Tal como las letras de los Redondos, estos son cuentos para leer, y no para entender.
“… No tuve más remedio que quedarme quieto en mi lugar. Aquellas palabras habían provocado que mi cuerpo se paralizara por completo.
– ¿Una flor? –pregunté desconcertado. -¿Cómo es eso posible?
– Yo tampoco lo sé. – respondió sin siquiera mirarme. Dio media vuelta y siguió su camino.
Nunca entendí, pero en ese momento me dieron ganas de estar sentado en la cima del Everest mirando a todo el mundo debajo de mi, y desde allí arriba sentirme Dios y ver más allá de lo que piensan, ver lo que sienten, sentir lo que ven, sufrir sus vidas, y pasar inadvertido. El deseo de muchos mortales: Ingenuos, inteligentes, racionales, románticos y pesimistas.

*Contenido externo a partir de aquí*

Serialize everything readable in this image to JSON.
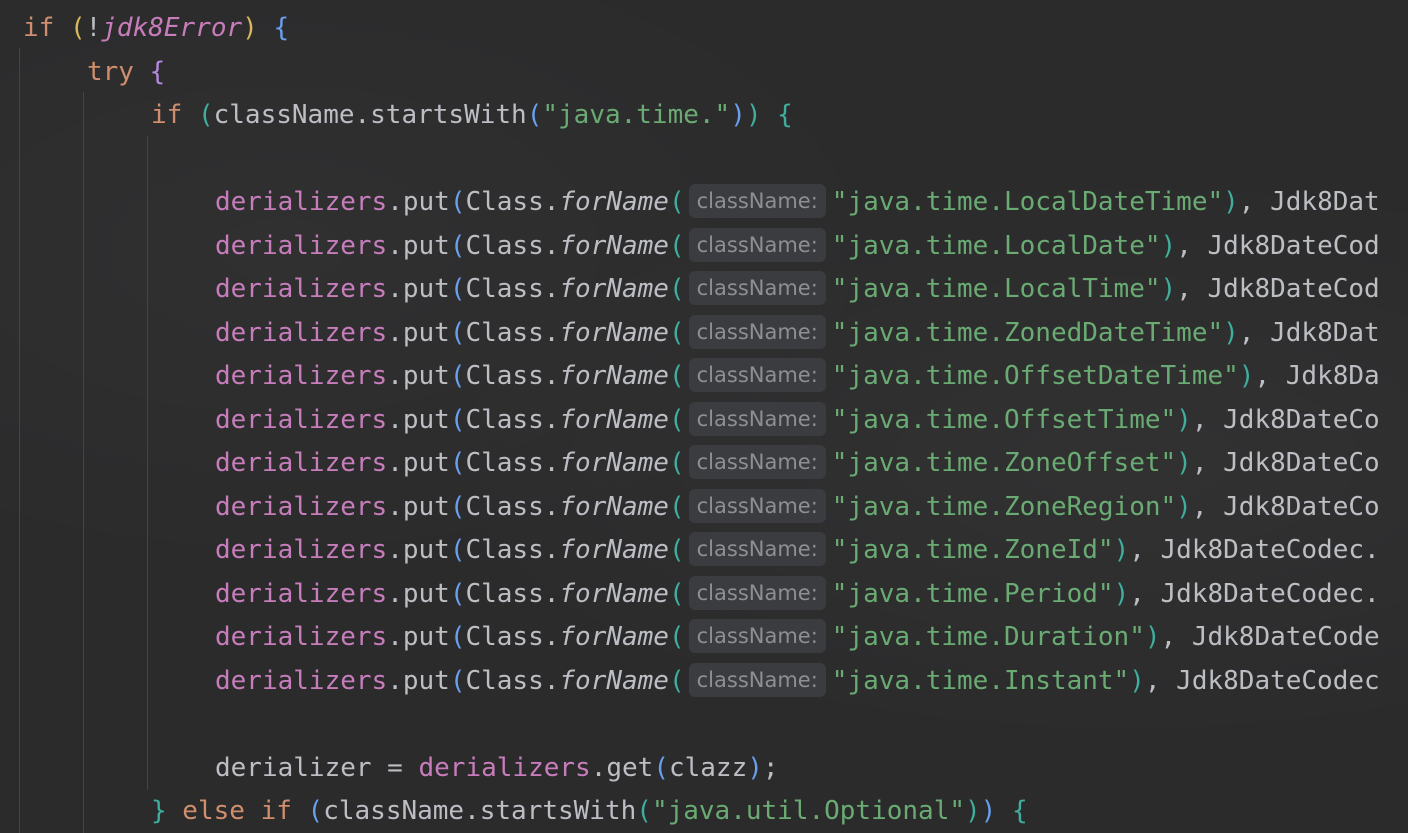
{
  "code": {
    "line1": {
      "kw": "if",
      "open": "(",
      "not": "!",
      "var": "jdk8Error",
      "close": ")",
      "brace": "{"
    },
    "line2": {
      "kw": "try",
      "brace": "{"
    },
    "line3": {
      "kw": "if",
      "open": "(",
      "recv": "className.startsWith",
      "p2": "(",
      "str": "\"java.time.\"",
      "p2c": ")",
      "close": ")",
      "brace": "{"
    },
    "put_lines": [
      {
        "field": "derializers",
        "call": ".put",
        "p1": "(",
        "cls": "Class.",
        "method": "forName",
        "p2": "(",
        "hint": "className:",
        "str": "\"java.time.LocalDateTime\"",
        "p2c": ")",
        "rest": ", Jdk8Dat"
      },
      {
        "field": "derializers",
        "call": ".put",
        "p1": "(",
        "cls": "Class.",
        "method": "forName",
        "p2": "(",
        "hint": "className:",
        "str": "\"java.time.LocalDate\"",
        "p2c": ")",
        "rest": ", Jdk8DateCod"
      },
      {
        "field": "derializers",
        "call": ".put",
        "p1": "(",
        "cls": "Class.",
        "method": "forName",
        "p2": "(",
        "hint": "className:",
        "str": "\"java.time.LocalTime\"",
        "p2c": ")",
        "rest": ", Jdk8DateCod"
      },
      {
        "field": "derializers",
        "call": ".put",
        "p1": "(",
        "cls": "Class.",
        "method": "forName",
        "p2": "(",
        "hint": "className:",
        "str": "\"java.time.ZonedDateTime\"",
        "p2c": ")",
        "rest": ", Jdk8Dat"
      },
      {
        "field": "derializers",
        "call": ".put",
        "p1": "(",
        "cls": "Class.",
        "method": "forName",
        "p2": "(",
        "hint": "className:",
        "str": "\"java.time.OffsetDateTime\"",
        "p2c": ")",
        "rest": ", Jdk8Da"
      },
      {
        "field": "derializers",
        "call": ".put",
        "p1": "(",
        "cls": "Class.",
        "method": "forName",
        "p2": "(",
        "hint": "className:",
        "str": "\"java.time.OffsetTime\"",
        "p2c": ")",
        "rest": ", Jdk8DateCo"
      },
      {
        "field": "derializers",
        "call": ".put",
        "p1": "(",
        "cls": "Class.",
        "method": "forName",
        "p2": "(",
        "hint": "className:",
        "str": "\"java.time.ZoneOffset\"",
        "p2c": ")",
        "rest": ", Jdk8DateCo"
      },
      {
        "field": "derializers",
        "call": ".put",
        "p1": "(",
        "cls": "Class.",
        "method": "forName",
        "p2": "(",
        "hint": "className:",
        "str": "\"java.time.ZoneRegion\"",
        "p2c": ")",
        "rest": ", Jdk8DateCo"
      },
      {
        "field": "derializers",
        "call": ".put",
        "p1": "(",
        "cls": "Class.",
        "method": "forName",
        "p2": "(",
        "hint": "className:",
        "str": "\"java.time.ZoneId\"",
        "p2c": ")",
        "rest": ", Jdk8DateCodec."
      },
      {
        "field": "derializers",
        "call": ".put",
        "p1": "(",
        "cls": "Class.",
        "method": "forName",
        "p2": "(",
        "hint": "className:",
        "str": "\"java.time.Period\"",
        "p2c": ")",
        "rest": ", Jdk8DateCodec."
      },
      {
        "field": "derializers",
        "call": ".put",
        "p1": "(",
        "cls": "Class.",
        "method": "forName",
        "p2": "(",
        "hint": "className:",
        "str": "\"java.time.Duration\"",
        "p2c": ")",
        "rest": ", Jdk8DateCode"
      },
      {
        "field": "derializers",
        "call": ".put",
        "p1": "(",
        "cls": "Class.",
        "method": "forName",
        "p2": "(",
        "hint": "className:",
        "str": "\"java.time.Instant\"",
        "p2c": ")",
        "rest": ", Jdk8DateCodec"
      }
    ],
    "assign_line": {
      "lhs": "derializer = ",
      "field": "derializers",
      "call": ".get",
      "open": "(",
      "arg": "clazz",
      "close": ")",
      "end": ";"
    },
    "else_line": {
      "brace": "}",
      "kw": " else if ",
      "open": "(",
      "recv": "className.startsWith",
      "p2": "(",
      "str": "\"java.util.Optional\"",
      "p2c": ")",
      "close": ")",
      "ob": " {"
    }
  },
  "colors": {
    "background": "#2b2b2c",
    "keyword": "#cf8e6d",
    "field": "#c77dbb",
    "string": "#6aab73",
    "default": "#bcbec4",
    "inlay_hint_bg": "#3b3c3f"
  }
}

Pero una simple flor… ya era algo más que eso, no era yo pero era parte de mi. Delicada y hermosa, involuntaria y exigente al mismo tiempo. Allí estaba creciendo en mi, brotando desde mi pecho, sacando su tímidos pétalos hacia la luz, viviendo de mis latidos, nos habíamos convertido en simbiontes perfectos. Yo latía con más fuerza para que ella pudiera sobrevivir y a cambio perfumaba mi existencia.
Sabios y jardineros de todo el mundo se acercaron a observarla. Mientras ella presentaba sus mejores colores al mundo yo regaba sus raíces con dolorosas lágrimas, temblaba y me esforzaba para no sentir. Sus raíces habían crecido y apretaban mi corazón que ya no latía con la misma fuerza. Lo que una vez había sido el misterio más grande hoy era una tortura que me llevaba a una muerte lenta.
Viajé y caminé hasta encontrar un lugar donde terminar con este sufrimiento, acabaría con este mal para siempre pues no podía desearle a nadie tan dolorosa belleza.
Acostado en la arena, donde la flor nunca podría crecer, recordé aquella respuesta y cerré mis ojos para nunca volver a mirar.
Nunca entendí, y cuando pude volver a caminar alguien me preguntó algo que no alcancé a oír. Me detuve y sin siquiera mirar dije:
- Una flor.
- ¿Una flor, como es eso posible?
- Yo tampoco lo sé. – Di media vuelta y seguí mi camino. Al fin lo había comprendido.